Alternate subtitle: “Jeanette and Isabella had a brother” :0-)
In chapter 8 of the novel I’m writing (hoping to be finished by summer), a couple of characters who write music together are working on some songs. It’s great fun to be creating some new poetry for this. And, conveniently, using something I wrote almost 15 years ago.
That song is a new English rendering of Bring A Torch, Jeanette, Isabella, a popular French carol with a beautiful tune. When “Zach” tells “Albert” that it has always bothered him that the accepted English translation doesn’t rhyme, I am actually being openly autobiographical. In October 2001, back when I was producing frequent poetry (most of which will never be seen or appreciated by anyone except myself), I translated three stanzas of this carol from the French into rhyming English verse. A fourth stanza, entirely my own, urges present-day worshipers, both happy and sad, to come to the stable and see that Christ is born.
And, no, I’m not using this article as a platform to publish the entire text, nice as it is, but I do have to tell a couple of related “funnies.”

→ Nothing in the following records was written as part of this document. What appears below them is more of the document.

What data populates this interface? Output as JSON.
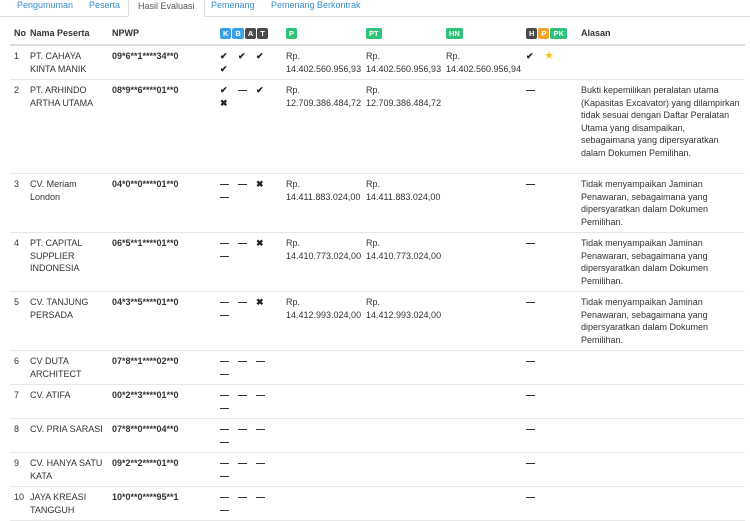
{
  "tabs": [
    "Pengumuman",
    "Peserta",
    "Hasil Evaluasi",
    "Pemenang",
    "Pemenang Berkontrak"
  ],
  "columns": {
    "no": "No",
    "nama": "Nama Peserta",
    "npwp": "NPWP",
    "badges_kbat": [
      "K",
      "B",
      "A",
      "T"
    ],
    "p": "P",
    "pt": "PT",
    "hn": "HN",
    "badges_hppk": [
      "H",
      "P",
      "PK"
    ],
    "alasan": "Alasan"
  },
  "marks": {
    "check": "✔",
    "dash": "—",
    "cross": "✖",
    "star": "★"
  },
  "rows": [
    {
      "no": "1",
      "nama": "PT. CAHAYA KINTA MANIK",
      "npwp": "09*6**1****34**0",
      "k": "✔",
      "b": "✔",
      "a": "✔",
      "t": "✔",
      "p": "Rp. 14.402.560.956,93",
      "pt": "Rp. 14.402.560.956,93",
      "hn": "Rp. 14.402.560.956,94",
      "h": "✔",
      "pk": "★",
      "alasan": ""
    },
    {
      "no": "2",
      "nama": "PT. ARHINDO ARTHA UTAMA",
      "npwp": "08*9**6****01**0",
      "k": "✔",
      "b": "—",
      "a": "✔",
      "t": "✖",
      "p": "Rp. 12.709.386.484,72",
      "pt": "Rp. 12.709.386.484,72",
      "hn": "",
      "h": "—",
      "pk": "",
      "alasan": "Bukti kepemilikan peralatan utama (Kapasitas Excavator) yang dilampirkan tidak sesuai dengan Daftar Peralatan Utama yang disampaikan, sebagaimana yang dipersyaratkan dalam Dokumen Pemilihan."
    },
    {
      "no": "3",
      "nama": "CV. Meriam London",
      "npwp": "04*0**0****01**0",
      "k": "—",
      "b": "—",
      "a": "✖",
      "t": "—",
      "p": "Rp. 14.411.883.024,00",
      "pt": "Rp. 14.411.883.024,00",
      "hn": "",
      "h": "—",
      "pk": "",
      "alasan": "Tidak menyampaikan Jaminan Penawaran, sebagaimana yang dipersyaratkan dalam Dokumen Pemilihan."
    },
    {
      "no": "4",
      "nama": "PT. CAPITAL SUPPLIER INDONESIA",
      "npwp": "06*5**1****01**0",
      "k": "—",
      "b": "—",
      "a": "✖",
      "t": "—",
      "p": "Rp. 14.410.773.024,00",
      "pt": "Rp. 14.410.773.024,00",
      "hn": "",
      "h": "—",
      "pk": "",
      "alasan": "Tidak menyampaikan Jaminan Penawaran, sebagaimana yang dipersyaratkan dalam Dokumen Pemilihan."
    },
    {
      "no": "5",
      "nama": "CV. TANJUNG PERSADA",
      "npwp": "04*3**5****01**0",
      "k": "—",
      "b": "—",
      "a": "✖",
      "t": "—",
      "p": "Rp. 14.412.993.024,00",
      "pt": "Rp. 14.412.993.024,00",
      "hn": "",
      "h": "—",
      "pk": "",
      "alasan": "Tidak menyampaikan Jaminan Penawaran, sebagaimana yang dipersyaratkan dalam Dokumen Pemilihan."
    },
    {
      "no": "6",
      "nama": "CV DUTA ARCHITECT",
      "npwp": "07*8**1****02**0",
      "k": "—",
      "b": "—",
      "a": "—",
      "t": "—",
      "p": "",
      "pt": "",
      "hn": "",
      "h": "—",
      "pk": "",
      "alasan": ""
    },
    {
      "no": "7",
      "nama": "CV. ATIFA",
      "npwp": "00*2**3****01**0",
      "k": "—",
      "b": "—",
      "a": "—",
      "t": "—",
      "p": "",
      "pt": "",
      "hn": "",
      "h": "—",
      "pk": "",
      "alasan": ""
    },
    {
      "no": "8",
      "nama": "CV. PRIA SARASI",
      "npwp": "07*8**0****04**0",
      "k": "—",
      "b": "—",
      "a": "—",
      "t": "—",
      "p": "",
      "pt": "",
      "hn": "",
      "h": "—",
      "pk": "",
      "alasan": ""
    },
    {
      "no": "9",
      "nama": "CV. HANYA SATU KATA",
      "npwp": "09*2**2****01**0",
      "k": "—",
      "b": "—",
      "a": "—",
      "t": "—",
      "p": "",
      "pt": "",
      "hn": "",
      "h": "—",
      "pk": "",
      "alasan": ""
    },
    {
      "no": "10",
      "nama": "JAYA KREASI TANGGUH",
      "npwp": "10*0**0****95**1",
      "k": "—",
      "b": "—",
      "a": "—",
      "t": "—",
      "p": "",
      "pt": "",
      "hn": "",
      "h": "—",
      "pk": "",
      "alasan": ""
    }
  ]
}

I wonder what the small handful of other patrons thought, if anything, when I laughed so exuberantly at 6:40 on a Tuesday morning at Panera Bread. It was priceless – to me, anyway. I leaned in close to the screen of my iPad to quietly dictate, in order to conserve effort. I said words, the names of punctuation marks, and the phrase “new line”, when needed, to format the text as much as possible with my voice.
When I said, “Come comma Jeanette comma Isabella comma and hurry exclamation mark,” Siri printed: Come, Jeanette, Isabella, and Hurley!

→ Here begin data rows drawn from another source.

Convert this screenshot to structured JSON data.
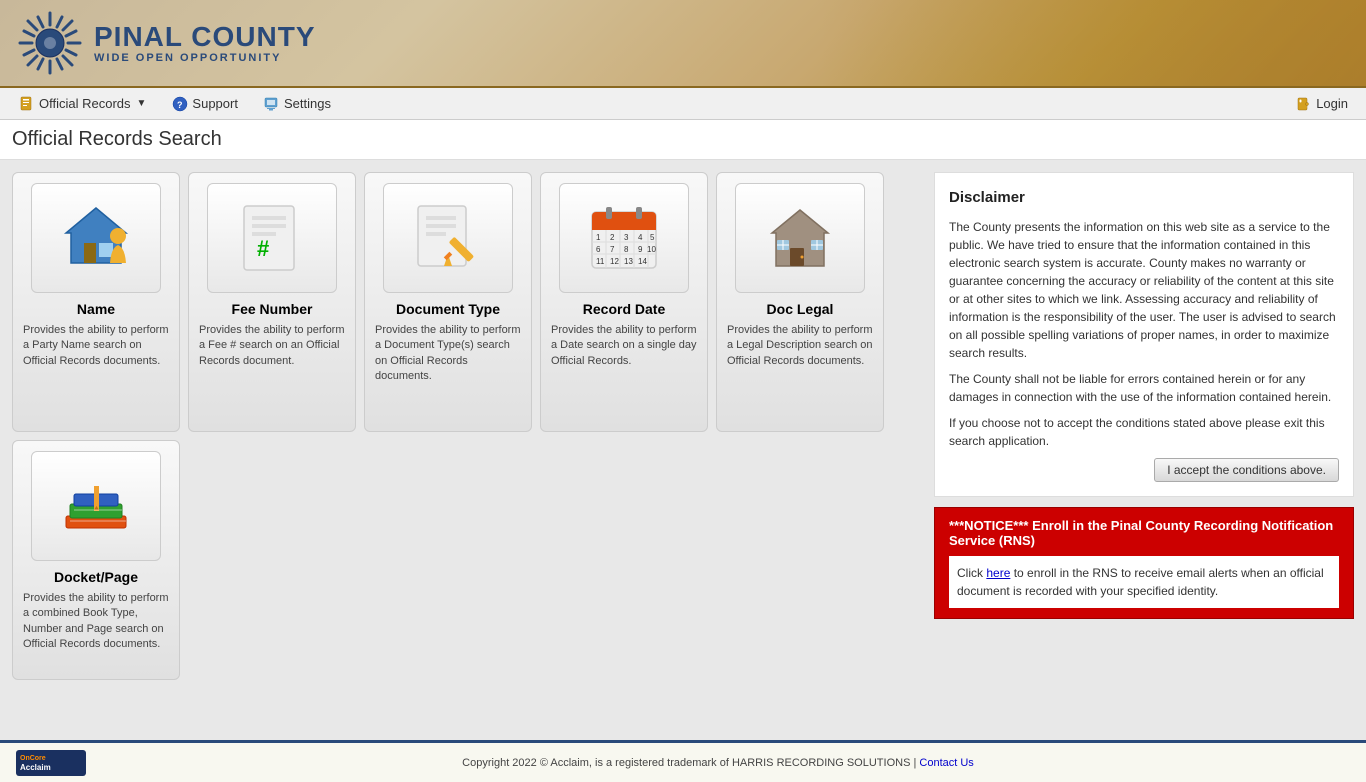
{
  "header": {
    "logo_text": "PINAL COUNTY",
    "logo_sub": "WIDE OPEN OPPORTUNITY"
  },
  "navbar": {
    "items": [
      {
        "id": "official-records",
        "label": "Official Records",
        "has_dropdown": true
      },
      {
        "id": "support",
        "label": "Support",
        "has_dropdown": false
      },
      {
        "id": "settings",
        "label": "Settings",
        "has_dropdown": false
      }
    ],
    "login_label": "Login"
  },
  "page_title": "Official Records Search",
  "search_cards": [
    {
      "id": "name",
      "title": "Name",
      "description": "Provides the ability to perform a Party Name search on Official Records documents."
    },
    {
      "id": "fee-number",
      "title": "Fee Number",
      "description": "Provides the ability to perform a Fee # search on an Official Records document."
    },
    {
      "id": "document-type",
      "title": "Document Type",
      "description": "Provides the ability to perform a Document Type(s) search on Official Records documents."
    },
    {
      "id": "record-date",
      "title": "Record Date",
      "description": "Provides the ability to perform a Date search on a single day Official Records."
    },
    {
      "id": "doc-legal",
      "title": "Doc Legal",
      "description": "Provides the ability to perform a Legal Description search on Official Records documents."
    }
  ],
  "search_cards_row2": [
    {
      "id": "docket-page",
      "title": "Docket/Page",
      "description": "Provides the ability to perform a combined Book Type, Number and Page search on Official Records documents."
    }
  ],
  "disclaimer": {
    "title": "Disclaimer",
    "paragraphs": [
      "The County presents the information on this web site as a service to the public. We have tried to ensure that the information contained in this electronic search system is accurate. County makes no warranty or guarantee concerning the accuracy or reliability of the content at this site or at other sites to which we link. Assessing accuracy and reliability of information is the responsibility of the user. The user is advised to search on all possible spelling variations of proper names, in order to maximize search results.",
      "The County shall not be liable for errors contained herein or for any damages in connection with the use of the information contained herein.",
      "If you choose not to accept the conditions stated above please exit this search application."
    ],
    "accept_button": "I accept the conditions above."
  },
  "notice": {
    "title": "***NOTICE*** Enroll in the Pinal County Recording Notification Service (RNS)",
    "body_before": "Click ",
    "link_text": "here",
    "body_after": " to enroll in the RNS to receive email alerts when an official document is recorded with your specified identity."
  },
  "footer": {
    "copyright": "Copyright 2022 © Acclaim, is a registered trademark of HARRIS RECORDING SOLUTIONS | ",
    "contact_label": "Contact Us",
    "brand": "OnCoreAcclaim"
  }
}
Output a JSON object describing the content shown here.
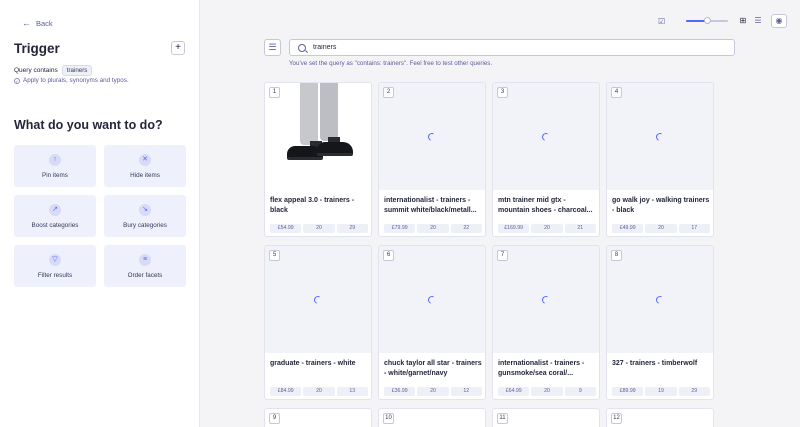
{
  "sidebar": {
    "back_label": "Back",
    "title": "Trigger",
    "add_label": "+",
    "query_prefix": "Query contains",
    "query_chip": "trainers",
    "apply_note": "Apply to plurals, synonyms and typos.",
    "section_title": "What do you want to do?",
    "actions": [
      {
        "label": "Pin items",
        "icon": "pin-icon"
      },
      {
        "label": "Hide items",
        "icon": "hide-icon"
      },
      {
        "label": "Boost categories",
        "icon": "boost-icon"
      },
      {
        "label": "Bury categories",
        "icon": "bury-icon"
      },
      {
        "label": "Filter results",
        "icon": "filter-icon"
      },
      {
        "label": "Order facets",
        "icon": "order-icon"
      }
    ]
  },
  "toolbar": {
    "zoom_level": 0.5,
    "view_mode": "grid",
    "icons": [
      "checklist-icon",
      "grid-view-icon",
      "list-view-icon",
      "eye-icon"
    ]
  },
  "search": {
    "value": "trainers",
    "hint": "You've set the query as \"contains: trainers\". Feel free to test other queries."
  },
  "results": [
    {
      "num": "1",
      "title": "flex appeal 3.0 - trainers - black",
      "price": "£54.99",
      "a": "20",
      "b": "29",
      "loading": false
    },
    {
      "num": "2",
      "title": "internationalist - trainers - summit white/black/metall...",
      "price": "£79.99",
      "a": "20",
      "b": "22",
      "loading": true
    },
    {
      "num": "3",
      "title": "mtn trainer mid gtx - mountain shoes - charcoal...",
      "price": "£169.99",
      "a": "20",
      "b": "21",
      "loading": true
    },
    {
      "num": "4",
      "title": "go walk joy - walking trainers - black",
      "price": "£49.99",
      "a": "20",
      "b": "17",
      "loading": true
    },
    {
      "num": "5",
      "title": "graduate - trainers - white",
      "price": "£84.99",
      "a": "20",
      "b": "13",
      "loading": true
    },
    {
      "num": "6",
      "title": "chuck taylor all star - trainers - white/garnet/navy",
      "price": "£36.99",
      "a": "20",
      "b": "12",
      "loading": true
    },
    {
      "num": "7",
      "title": "internationalist - trainers - gunsmoke/sea coral/...",
      "price": "£64.99",
      "a": "20",
      "b": "9",
      "loading": true
    },
    {
      "num": "8",
      "title": "327 - trainers - timberwolf",
      "price": "£89.99",
      "a": "19",
      "b": "29",
      "loading": true
    },
    {
      "num": "9"
    },
    {
      "num": "10"
    },
    {
      "num": "11"
    },
    {
      "num": "12"
    }
  ]
}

Between exhales of amusement, I honestly had to give Siri credit for being intuitive enough to think I was giving a series of three names – the two French girls and their lesser-well-known brother, apparently. LOLZ! (Interpret LOLZ here as “laughing out loud, excessively.”)
But, wait. It gets better.
Watching the screen as I talked, I saw Siri’s first attempt to display another string of words. The end result was supposed to be:
Bring a torch and come with praises,
Come, the happy and those that mourn.
Hear with gladness the angels’ tiding:
God with man is now abiding!
Here’s what passed across the screen while Siri was processing that last line:
“Garbageman is now abiding!” Now, there’s you a new superhero. Garbageman. I like it! (Willie Aames, lately “Bibleman,” can you please take this one and run with it?)

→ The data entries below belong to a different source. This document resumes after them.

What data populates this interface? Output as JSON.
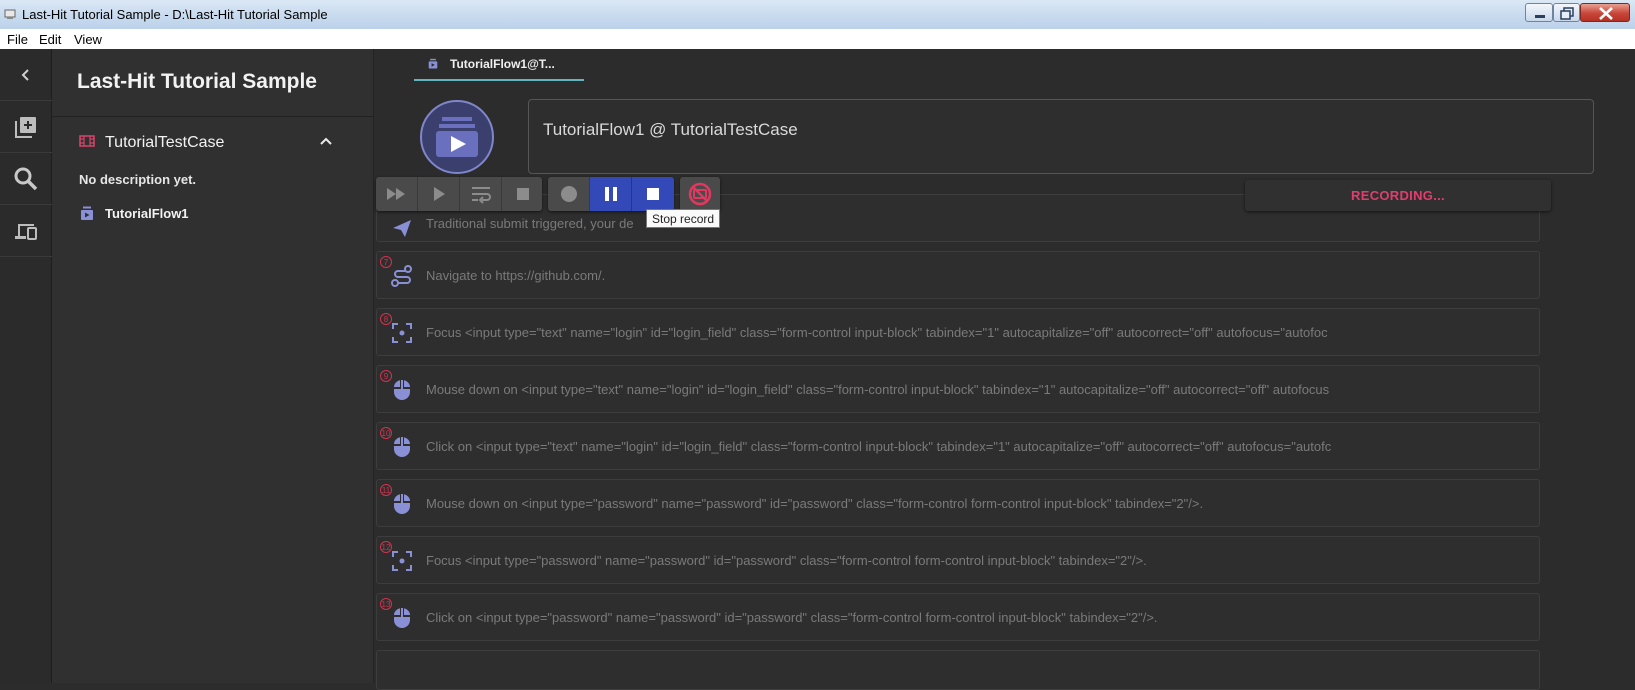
{
  "window": {
    "title": "Last-Hit Tutorial Sample - D:\\Last-Hit Tutorial Sample"
  },
  "menu": [
    "File",
    "Edit",
    "View"
  ],
  "sidebar": {
    "project_title": "Last-Hit Tutorial Sample",
    "test_case": "TutorialTestCase",
    "description": "No description yet.",
    "flow": "TutorialFlow1"
  },
  "tab": {
    "label": "TutorialFlow1@T..."
  },
  "header": {
    "title": "TutorialFlow1 @ TutorialTestCase"
  },
  "toolbar": {
    "tooltip": "Stop record",
    "status": "RECORDING..."
  },
  "steps": [
    {
      "num": "",
      "icon": "submit-icon",
      "text": "Traditional submit triggered, your de"
    },
    {
      "num": "7",
      "icon": "navigate-icon",
      "text": "Navigate to https://github.com/."
    },
    {
      "num": "8",
      "icon": "focus-icon",
      "text": "Focus <input type=\"text\" name=\"login\" id=\"login_field\" class=\"form-control input-block\" tabindex=\"1\" autocapitalize=\"off\" autocorrect=\"off\" autofocus=\"autofoc"
    },
    {
      "num": "9",
      "icon": "mouse-icon",
      "text": "Mouse down on <input type=\"text\" name=\"login\" id=\"login_field\" class=\"form-control input-block\" tabindex=\"1\" autocapitalize=\"off\" autocorrect=\"off\" autofocus"
    },
    {
      "num": "10",
      "icon": "mouse-icon",
      "text": "Click on <input type=\"text\" name=\"login\" id=\"login_field\" class=\"form-control input-block\" tabindex=\"1\" autocapitalize=\"off\" autocorrect=\"off\" autofocus=\"autofc"
    },
    {
      "num": "11",
      "icon": "mouse-icon",
      "text": "Mouse down on <input type=\"password\" name=\"password\" id=\"password\" class=\"form-control form-control input-block\" tabindex=\"2\"/>."
    },
    {
      "num": "12",
      "icon": "focus-icon",
      "text": "Focus <input type=\"password\" name=\"password\" id=\"password\" class=\"form-control form-control input-block\" tabindex=\"2\"/>."
    },
    {
      "num": "13",
      "icon": "mouse-icon",
      "text": "Click on <input type=\"password\" name=\"password\" id=\"password\" class=\"form-control form-control input-block\" tabindex=\"2\"/>."
    }
  ],
  "colors": {
    "accent": "#3349b8",
    "recording": "#e23d6e",
    "icon": "#8a90d6",
    "step_number": "#d3324f",
    "tab_underline": "#62b3bd"
  }
}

You saw the accidental theology in Siri’s goof just as soon as I did, didn’t you? It’s very simple. God collects our garbage and it takes away.
Psalm 103:12 reads, “as far as the east is from the west, so far has he removed our transgressions from us.” The beautiful, ancient poetry of our book of Psalms nails it again, even connecting with my 2016 “discovery” of God as a garbageman who removes the sin from our lives once we have admitted it, have become disgusted by it, and have determined that we would so much rather have peace, a purer life, and nothing standing between our humble heart and a holy, loving Father God. So far away the collection truck goes, then, that even the smell of the garbage is replaced by the sweet fragrance of everlasting spiritual freedom – a fragrance that brings tears of gratitude to Jesus, the crucified.